The Great Indian Food Trail
HUNAN Chicken or Prawns in Sichuan Sauce. Typical Chinese sauces usually bear the characteristics of their region of origin. Hence the Sichu...

HUNAN Chicken or Prawns in Sichuan Sauce. Typical Chinese sauces usually bear the characteristics of their region of origin. Hence the Sichuan sauce gets its spicy flavour from the dried red chillies widely found and used in this region of China.
Ever heard of Manchuria? You’ll never find the place on a map of China. Glance through the menu of any Chinese restaurant in India, though, and an endless list of items in Manchurian sauce grabs your attention.
Created in 1974 by Nelson Wang, 52, the star of Indo-Chinese cuisine, this tangy sauce is an ode to a part of China near Mongolia, inhabited by the Japanese, which ceased to exist post World War II.
‘‘I personally love the authentic Chinese sauces, especially steamed chicken in oyster sauce. But when I started cooking, I realised that India preferred more tangy varieties to the genuine flavours. Hence I chose to make a sauce which would be essentially Chinese but tweaked with an Indian taste,’’ says Wang.
He chose the basic chilli-garlic-ginger base, common to the Indian and Chinese palate, added soya sauce, thickened it with corn flour and garnished it with coriander.
Another Indian favourite—Butter Masala—was created 57 years ago by Kundan Lal Gujral. Owner of a small dhaba with a flamboyant name—Moti Mahal—Gujral invented the creamy orange gravy by combining tomato purée, cream and butter. Grandson Manish Gujral, 38, holds the reins of Moti Mahal Delux, today a 250-seater restaurant in New Delhi’s Greater Kailash.
Butter Masala, synonymous with North Indian cuisine, is rampantly imitated in eateries in London and New York. Some have tried innovations with the tangy gravy, combining it with succulent cubes of chicken tikka, reshmi kebabs and other delectables.
But these enhancements sidestep the dish’s simple origins. ‘‘My grandfather fled from Peshawar and took refuge in Daryaganj, on the outskirts of New Delhi, where he started his dhaba as an ode to his ex-employer. But he wanted to add something new and while experimenting with gravies, created Butter Masala,’’ says Manish.
What Butter Masala is to Delhi, Frankies are to Mumbai. The city’s most wanted snack was concocted 37 years ago by a chemical dealer, Amarjit Singh Tibb, 76.
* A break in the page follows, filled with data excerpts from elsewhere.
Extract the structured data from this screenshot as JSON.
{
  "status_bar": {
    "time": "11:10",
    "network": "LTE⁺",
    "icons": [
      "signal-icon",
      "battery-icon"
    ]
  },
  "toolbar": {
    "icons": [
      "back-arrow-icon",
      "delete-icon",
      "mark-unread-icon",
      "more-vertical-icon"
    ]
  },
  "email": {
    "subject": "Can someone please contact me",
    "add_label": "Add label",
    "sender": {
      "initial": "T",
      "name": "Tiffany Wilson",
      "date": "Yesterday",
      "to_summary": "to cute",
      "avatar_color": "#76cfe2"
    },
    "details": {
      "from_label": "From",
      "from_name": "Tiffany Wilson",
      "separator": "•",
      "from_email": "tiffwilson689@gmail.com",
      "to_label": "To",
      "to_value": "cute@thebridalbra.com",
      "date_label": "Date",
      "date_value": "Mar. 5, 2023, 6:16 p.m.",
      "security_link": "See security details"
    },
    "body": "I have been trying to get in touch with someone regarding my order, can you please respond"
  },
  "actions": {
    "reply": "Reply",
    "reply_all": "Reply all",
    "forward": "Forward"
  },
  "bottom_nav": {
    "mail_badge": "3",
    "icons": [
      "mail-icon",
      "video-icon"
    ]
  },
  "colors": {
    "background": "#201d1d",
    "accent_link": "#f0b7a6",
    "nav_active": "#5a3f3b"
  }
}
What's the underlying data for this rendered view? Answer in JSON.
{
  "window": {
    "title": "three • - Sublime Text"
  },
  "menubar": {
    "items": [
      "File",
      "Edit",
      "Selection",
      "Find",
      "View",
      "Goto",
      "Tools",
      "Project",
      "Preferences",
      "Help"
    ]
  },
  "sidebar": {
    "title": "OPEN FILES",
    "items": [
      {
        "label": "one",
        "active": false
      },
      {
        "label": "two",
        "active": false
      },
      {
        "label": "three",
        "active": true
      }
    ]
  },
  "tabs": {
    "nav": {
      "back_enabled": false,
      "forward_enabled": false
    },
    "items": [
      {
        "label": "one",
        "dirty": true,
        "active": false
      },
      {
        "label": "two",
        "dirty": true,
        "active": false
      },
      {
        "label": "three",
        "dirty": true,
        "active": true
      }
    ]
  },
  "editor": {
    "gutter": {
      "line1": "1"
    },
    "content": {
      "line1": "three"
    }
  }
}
Seeking to create a fast food chain, Tibb knew he needed a recipe tailored for the Indian palate. So juggling with the Middle Eastern pita bread, hummus and shawarmas, Tibb conceived a bread roll stuffed with curried meat. The Mutton Frankie was born.
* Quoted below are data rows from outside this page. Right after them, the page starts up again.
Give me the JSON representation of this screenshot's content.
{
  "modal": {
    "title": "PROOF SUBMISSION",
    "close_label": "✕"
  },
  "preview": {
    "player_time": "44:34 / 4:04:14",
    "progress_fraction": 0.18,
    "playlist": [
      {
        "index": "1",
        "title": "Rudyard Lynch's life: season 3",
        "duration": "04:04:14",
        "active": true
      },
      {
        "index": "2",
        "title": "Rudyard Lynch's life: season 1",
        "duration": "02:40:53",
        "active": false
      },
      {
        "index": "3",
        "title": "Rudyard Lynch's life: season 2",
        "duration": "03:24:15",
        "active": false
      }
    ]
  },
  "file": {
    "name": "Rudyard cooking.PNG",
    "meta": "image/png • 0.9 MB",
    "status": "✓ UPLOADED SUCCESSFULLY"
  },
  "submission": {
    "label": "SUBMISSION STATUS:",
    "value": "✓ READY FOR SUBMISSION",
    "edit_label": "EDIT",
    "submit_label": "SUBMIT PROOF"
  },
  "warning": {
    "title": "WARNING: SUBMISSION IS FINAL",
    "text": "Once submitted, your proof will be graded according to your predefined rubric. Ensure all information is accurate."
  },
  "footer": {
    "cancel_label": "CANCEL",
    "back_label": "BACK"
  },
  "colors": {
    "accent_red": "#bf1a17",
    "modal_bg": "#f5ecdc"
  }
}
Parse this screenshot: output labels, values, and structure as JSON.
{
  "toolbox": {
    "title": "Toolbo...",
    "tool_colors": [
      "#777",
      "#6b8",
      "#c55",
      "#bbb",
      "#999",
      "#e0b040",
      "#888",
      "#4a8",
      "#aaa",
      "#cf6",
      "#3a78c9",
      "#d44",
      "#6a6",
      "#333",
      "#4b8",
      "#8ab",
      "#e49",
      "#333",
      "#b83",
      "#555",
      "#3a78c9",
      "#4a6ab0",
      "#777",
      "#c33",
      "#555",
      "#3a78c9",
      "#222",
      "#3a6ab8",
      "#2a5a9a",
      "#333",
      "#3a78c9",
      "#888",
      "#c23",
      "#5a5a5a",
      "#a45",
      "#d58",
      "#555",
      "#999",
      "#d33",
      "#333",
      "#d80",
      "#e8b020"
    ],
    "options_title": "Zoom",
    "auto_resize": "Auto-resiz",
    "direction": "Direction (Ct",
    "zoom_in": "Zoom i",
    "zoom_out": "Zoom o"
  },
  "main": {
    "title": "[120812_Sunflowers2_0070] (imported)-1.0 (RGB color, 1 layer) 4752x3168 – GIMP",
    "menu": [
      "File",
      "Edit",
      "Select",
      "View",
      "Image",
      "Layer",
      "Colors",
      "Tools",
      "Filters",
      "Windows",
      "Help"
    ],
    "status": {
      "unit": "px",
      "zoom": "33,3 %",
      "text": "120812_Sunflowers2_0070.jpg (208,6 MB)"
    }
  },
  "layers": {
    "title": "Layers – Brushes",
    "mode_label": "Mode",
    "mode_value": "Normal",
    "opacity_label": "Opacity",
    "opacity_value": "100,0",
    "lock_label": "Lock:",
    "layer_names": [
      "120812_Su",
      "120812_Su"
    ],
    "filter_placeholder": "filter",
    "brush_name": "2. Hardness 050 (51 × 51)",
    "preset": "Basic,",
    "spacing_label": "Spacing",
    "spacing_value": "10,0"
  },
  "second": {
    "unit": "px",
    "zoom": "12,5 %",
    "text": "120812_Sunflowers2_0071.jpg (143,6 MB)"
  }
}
Today, variations are available all over Mumbai. ‘‘But when my father came up with the term ‘Frankie’, he had it registered, so that there is no misuse of the item,’’ says elder son Charanjit Singh, in charge of sales and marketing for the company.
The Tibb family’s protectiveness of the trademark is understandable—the name was coined after much deliberation by the senior Tibb. ‘‘Only during a cricket match 35 years ago, when a player by the name Frank hit a great shot, did he conjure a nickname for the sportsman and came up with a name for his product,’’ says Charanjit.
Unlike the Tibbs, Wang handles his creation more lightly.
‘‘I laugh when I see a long list of Manchurian dishes at restaurants. They don’t even know that the person tasting it is the creator,’’ says Wang. He adds, laughing, ‘‘When I created it, I was very young and a true chef at heart. I didn’t even know about patenting. If I had, I’d have created many more and made lots of money.’’
Sometimes, the creator names the invention after his family. Take, for example, the Dal Qureshi. Imtiaz Qureshi, 77, master chef at ITC Grand Maratha Sheraton, Mumbai, picked this arhar dal recipe from his father.
‘‘He specially tweaked the dish for my mother by reducing the heaviness and strong essence of the pulse with some curd, and cream extracted from curd, and sautéing it in desi ghee,’’ explains Qureshi.
He says his other creations include Gucchi Biryani with morel mushrooms, Badal Jaam, a dish of deep fried brinjal slices, and the lyrically named Kurusheturush (Urdu for ‘sour chicken’).
Call it food—or poetry of a culinary kind.